The International Vaccine Institute, an international organization based in Seoul, held a forum on its 22nd anniversary where the participants exchanged ideas on ways to boost global collaboration on research and development on vaccines and their delivery.

“I hope for greater cooperation among IVI members and non-IVI members to expedite research and development, and distribution of vaccines,” International Vaccine Institute Director General Jerome Kim said in his welcoming speech.

About 70 people took part in the forum Oct. 11 at the IVI headquarters in Seoul, including former UN Secretary-General Ban Ki-moon, as well as 17 ambassadors and top diplomats in Seoul.

The forum also reviewed the results of global cooperation on the distribution of vaccines in developing countries.

“The role of vaccines is very important to achieve the third goal of the Sustainable Development Goals of good health and well-being. I urge you to participate in the development and distribution of vaccines that protect lives,” Ban said.

(From left) Ki-hwan Kweon, director general in charge of the Ministry of Foreign Affairs’ international organizations bureau; Min-won Lee, director general of the Center for Public Health Emergency Preparedness and Response at the Korea Centers for Disease Control & Prevention; Jerome Kim, director general of the International Vaccine Institute; and Former UN Secretary-General Ban Ki-moon pose during a photo session at IVI State Forum 2019. (International Vaccine Institute)

The IVI is an independent international organization solely devoted to developing and introducing improved vaccines to protect disadvantaged people around the world, particularly children in developing countries.

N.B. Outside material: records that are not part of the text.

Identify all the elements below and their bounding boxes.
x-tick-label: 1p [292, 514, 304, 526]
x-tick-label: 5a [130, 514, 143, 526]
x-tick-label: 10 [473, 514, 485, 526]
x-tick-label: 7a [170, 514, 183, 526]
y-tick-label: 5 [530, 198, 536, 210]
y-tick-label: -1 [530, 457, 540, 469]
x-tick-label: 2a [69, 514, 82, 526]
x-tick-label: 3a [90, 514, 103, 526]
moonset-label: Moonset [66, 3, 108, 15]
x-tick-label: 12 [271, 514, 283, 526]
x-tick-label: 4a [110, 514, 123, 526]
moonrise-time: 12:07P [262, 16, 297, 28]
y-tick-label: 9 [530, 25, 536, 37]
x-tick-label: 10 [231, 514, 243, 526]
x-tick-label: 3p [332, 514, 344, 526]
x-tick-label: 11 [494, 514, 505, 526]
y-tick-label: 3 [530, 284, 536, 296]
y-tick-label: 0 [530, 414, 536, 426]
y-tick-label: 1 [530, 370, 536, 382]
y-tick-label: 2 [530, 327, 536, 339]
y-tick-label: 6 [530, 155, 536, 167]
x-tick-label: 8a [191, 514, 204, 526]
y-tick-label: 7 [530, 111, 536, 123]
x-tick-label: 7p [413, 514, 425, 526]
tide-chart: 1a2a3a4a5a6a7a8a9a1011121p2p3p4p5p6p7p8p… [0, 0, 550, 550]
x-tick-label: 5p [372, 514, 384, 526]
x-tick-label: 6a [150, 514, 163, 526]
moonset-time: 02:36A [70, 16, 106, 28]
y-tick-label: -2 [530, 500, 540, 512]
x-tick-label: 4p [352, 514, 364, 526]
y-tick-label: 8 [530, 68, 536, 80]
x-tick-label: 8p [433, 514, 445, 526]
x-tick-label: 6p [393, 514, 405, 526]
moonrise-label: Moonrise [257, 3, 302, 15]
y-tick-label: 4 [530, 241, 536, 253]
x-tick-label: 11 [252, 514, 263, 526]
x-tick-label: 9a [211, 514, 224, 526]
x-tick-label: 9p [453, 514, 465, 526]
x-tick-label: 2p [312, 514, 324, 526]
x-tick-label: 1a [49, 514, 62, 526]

Meanwhile, Teresa Soop, chief consultant of the Swedish development agency Sida, introduced Sweden’s efforts to advance research and development and improve world health, and the projects it has undertaken with KOICA funding to combat disease.

Sweden joined the IVI in 1997, when the institution was established, and since 2002 has supported its operational expenses along with other countries.

The IVI conducts research in more than 30 countries in Asia, Africa and Latin America on vaccines for enteric and diarrheal infections, Japanese encephalitis, MERS-CoV and dengue fever. Its vaccines are developed at its headquarters in Seoul.